Transferring Foundation Models for Generalizable Robotic Manipulation

TL;DR

This work addresses the generalization gap in open-domain robotic manipulation by conditioning an end-to-end policy on language-reasoning segmentation masks derived from internet-scale foundation models. It introduces a two-stream TPM policy that fuses RGB images, language-informed masks, and proprioception to predict actions in a closed-loop manner, trained via imitation learning. Real-world experiments on a Franka Emika arm demonstrate improved generalization to unseen objects, backgrounds, and distractors, and the approach extends to additional skills with limited demonstrations. The combination of foundation-model-driven perception and a light-weight, multi-view policy offers a scalable path toward sample-efficient, versatile robotic manipulation.

Abstract

Improving the generalization capabilities of general-purpose robotic manipulation agents in the real world has long been a significant challenge. Existing approaches often rely on collecting large-scale robotic data which is costly and time-consuming, such as the RT-1 dataset. However, due to insufficient diversity of data, these approaches typically suffer from limiting their capability in open-domain scenarios with new objects and diverse environments. In this paper, we propose a novel paradigm that effectively leverages language-reasoning segmentation mask generated by internet-scale foundation models, to condition robot manipulation tasks. By integrating the mask modality, which incorporates semantic, geometric, and temporal correlation priors derived from vision foundation models, into the end-to-end policy model, our approach can effectively and robustly perceive object pose and enable sample-efficient generalization learning, including new object instances, semantic categories, and unseen backgrounds. We first introduce a series of foundation models to ground natural language demands across multiple tasks. Secondly, we develop a two-stream 2D policy model based on imitation learning, which processes raw images and object masks to predict robot actions with a local-global perception manner. Extensive realworld experiments conducted on a Franka Emika robot arm demonstrate the effectiveness of our proposed paradigm and policy architecture.

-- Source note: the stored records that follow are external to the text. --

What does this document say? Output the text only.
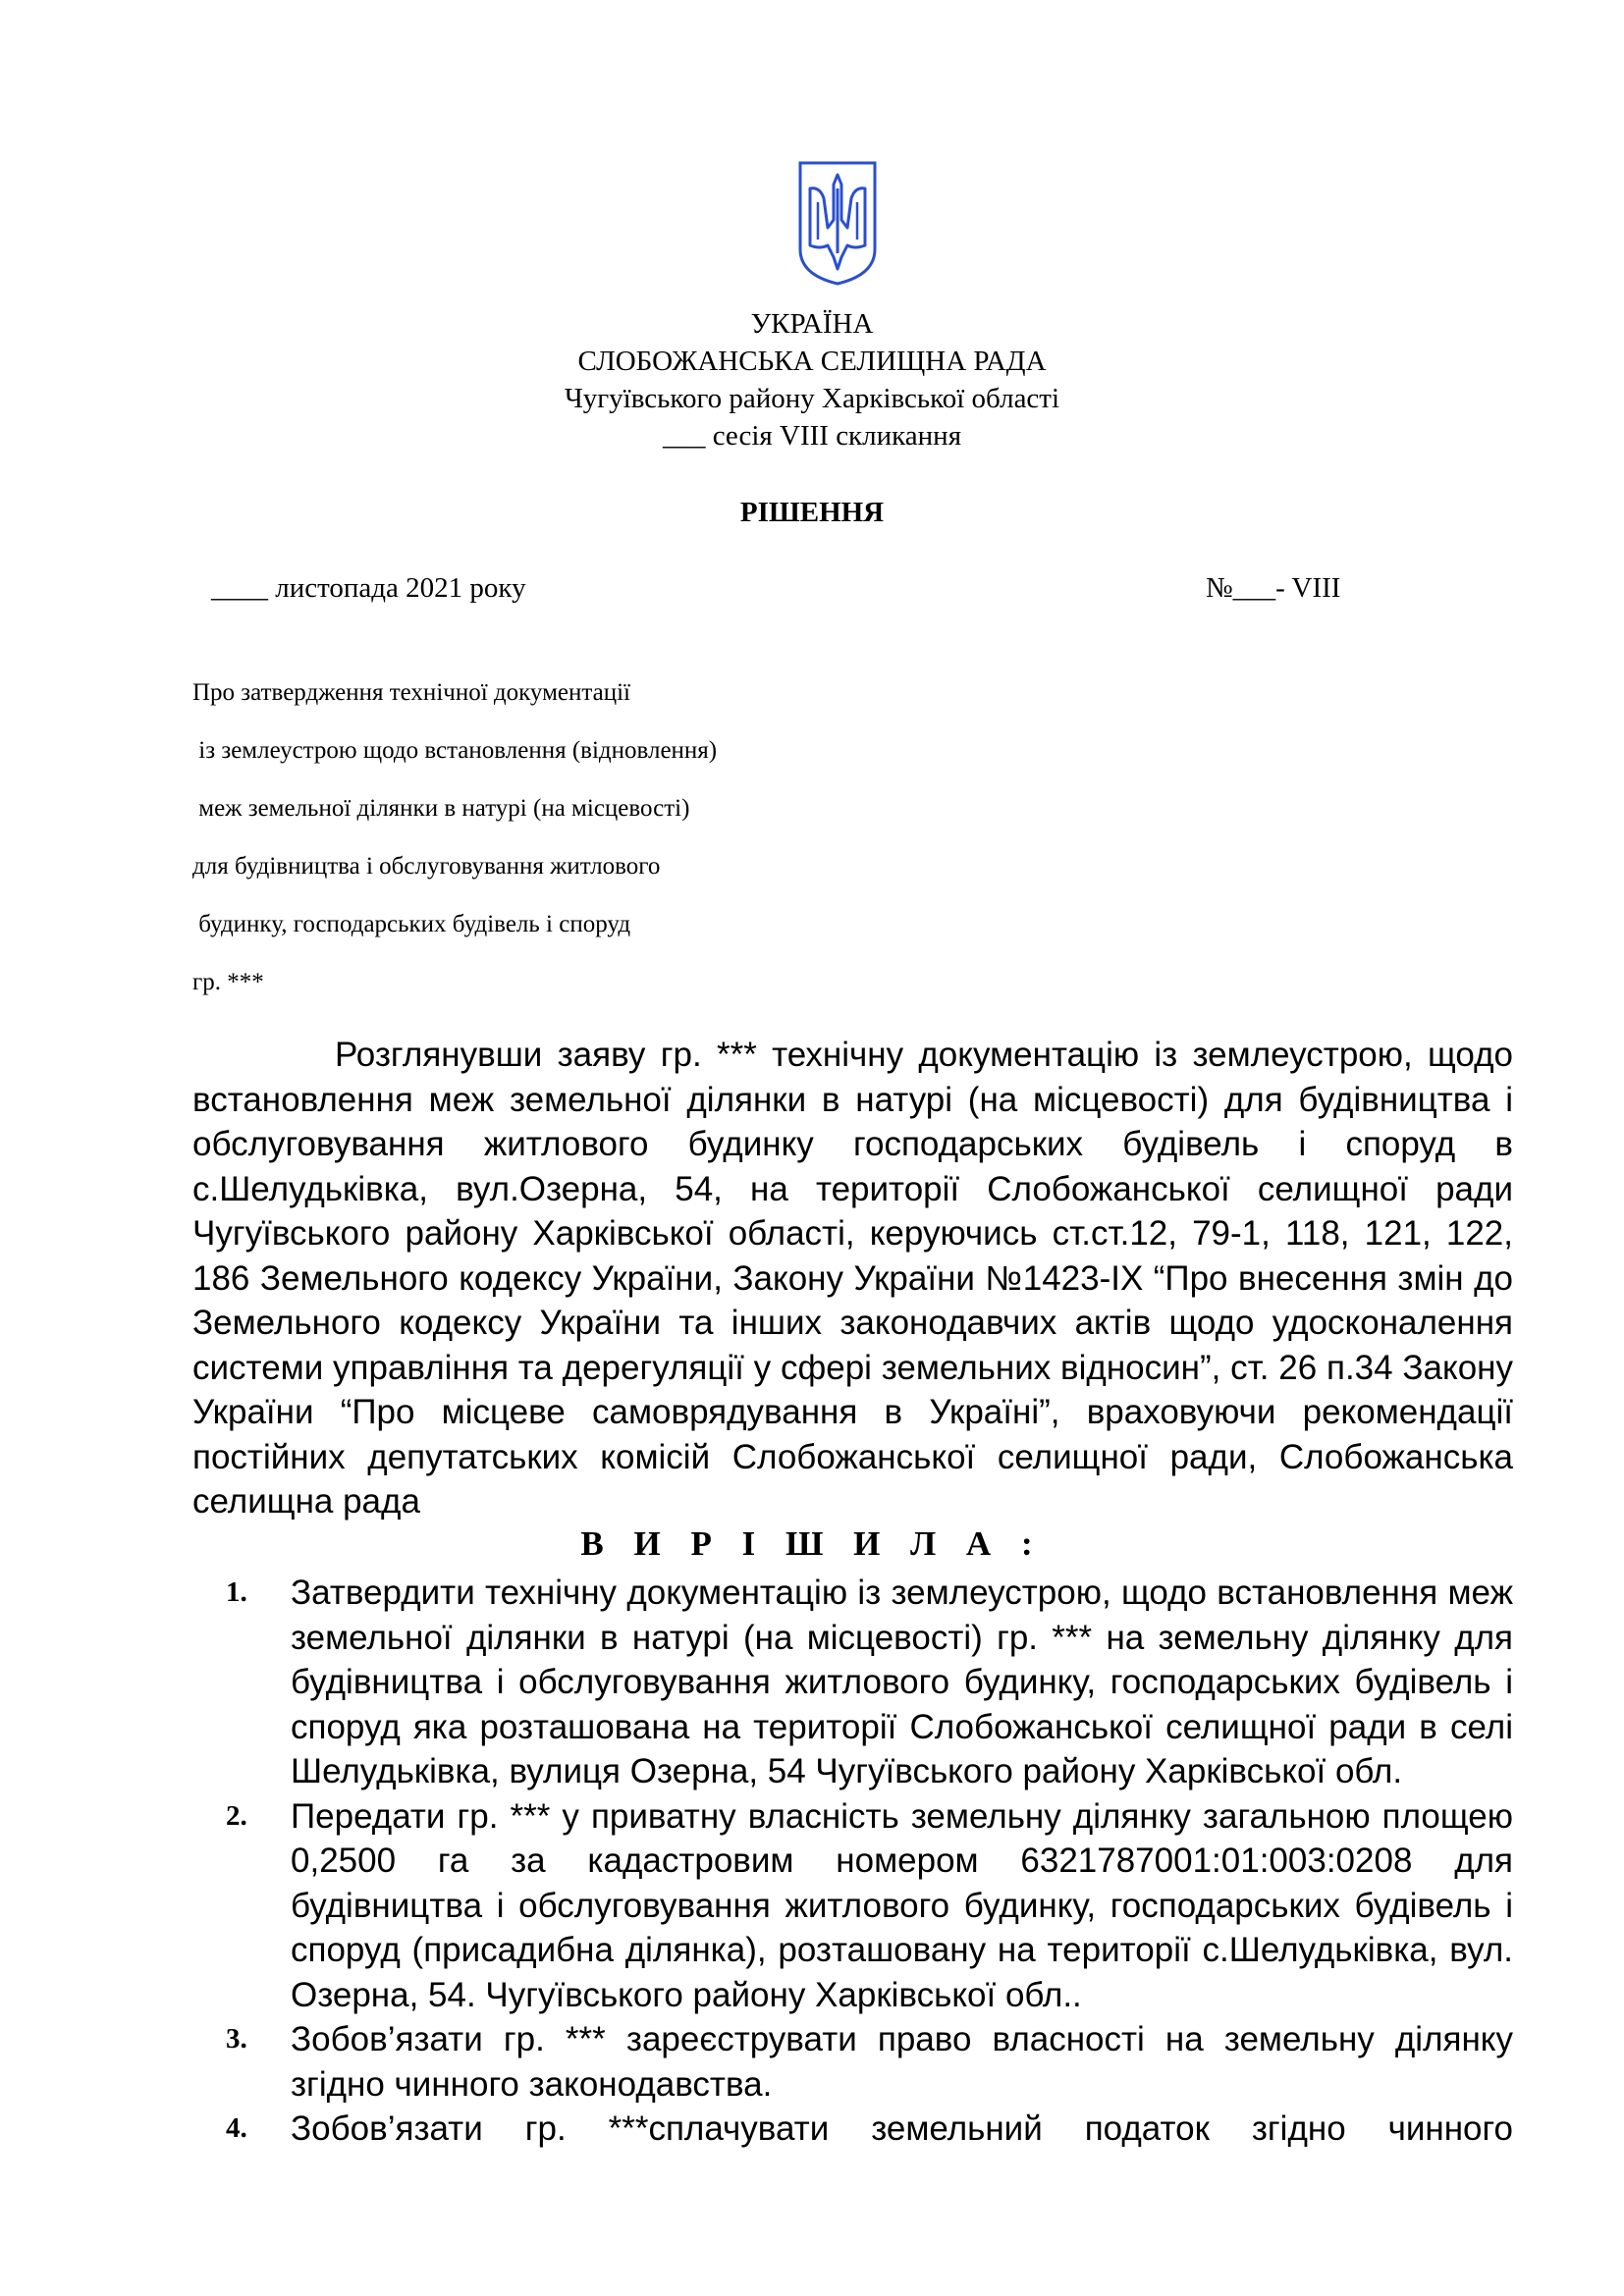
УКРАЇНА
СЛОБОЖАНСЬКА СЕЛИЩНА РАДА
Чугуївського району Харківської області
___ сесія VIII скликання
РІШЕННЯ
____ листопада 2021 року	№___- VIII
Про затвердження технічної документації
із землеустрою щодо встановлення (відновлення)
меж земельної ділянки в натурі (на місцевості)
для будівництва і обслуговування житлового
будинку, господарських будівель і споруд
гр. ***
Розглянувши заяву гр. *** технічну документацію із землеустрою, щодо встановлення меж земельної ділянки в натурі (на місцевості) для будівництва і обслуговування житлового будинку господарських будівель і споруд в с.Шелудьківка, вул.Озерна, 54, на території Слобожанської селищної ради Чугуївського району Харківської області, керуючись ст.ст.12, 79-1, 118, 121, 122, 186 Земельного кодексу України, Закону України №1423-ІХ “Про внесення змін до Земельного кодексу України та інших законодавчих актів щодо удосконалення системи управління та дерегуляції у сфері земельних відносин”, ст. 26 п.34 Закону України “Про місцеве самоврядування в Україні”, враховуючи рекомендації постійних депутатських комісій Слобожанської селищної ради, Слобожанська селищна рада
В И Р І Ш И Л А :
1.	Затвердити технічну документацію із землеустрою, щодо встановлення меж земельної ділянки в натурі (на місцевості) гр. *** на земельну ділянку для будівництва і обслуговування житлового будинку, господарських будівель і споруд яка розташована на території Слобожанської селищної ради в селі Шелудьківка, вулиця Озерна, 54 Чугуївського району Харківської обл.
2.	Передати гр. *** у приватну власність земельну ділянку загальною площею 0,2500 га за кадастровим номером 6321787001:01:003:0208 для будівництва і обслуговування житлового будинку, господарських будівель і споруд (присадибна ділянка), розташовану на території с.Шелудьківка, вул. Озерна, 54. Чугуївського району Харківської обл..
3.	Зобов’язати гр. *** зареєструвати право власності на земельну ділянку згідно чинного законодавства.
4.	Зобов’язати гр. ***сплачувати земельний податок згідно чинного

Demos can be found in our submitted video, and more comprehensive ones can be found in link1 or link2.

Figures (6)

• Figure 1: A demonstration of our task. Receiving human instruction "I want to take a shower", our model can reason out the desired object (i.e., the towel), and then precisely pick and place it near the target object (i.e., the user represented by a Lego toy).
• Figure 2: Our model comprises four components: (1) GPT-4 reasons target objects based on human demands. (2) A multi-modal prompt generator, comprising object detection and tracking models, transforming input images and target object prompts into bounding boxes. (3) The Segment Anything model, which uses bounding boxes as prompts to segment target objects and generate task-relevant masks. (4) A two-stream policy model that processes images, language-reasonin segmentation masks, and robot proprioception to predict actions.
• Figure 3: (a): Overview of our workstation, which has a Franka robot arm, a frontal view camera, and a lateral view camera. (b): Seen and unseen objects in the experiments. (c): Three backgrounds in the training data. (d): A challenging background with complex texture for new background evaluation.
• Figure 4: Some demonstration examples of disturbances scene and other manipulation skills.
• Figure 5: Our policy model can be conditioned by assigning different values to object masks for different manipulation skills.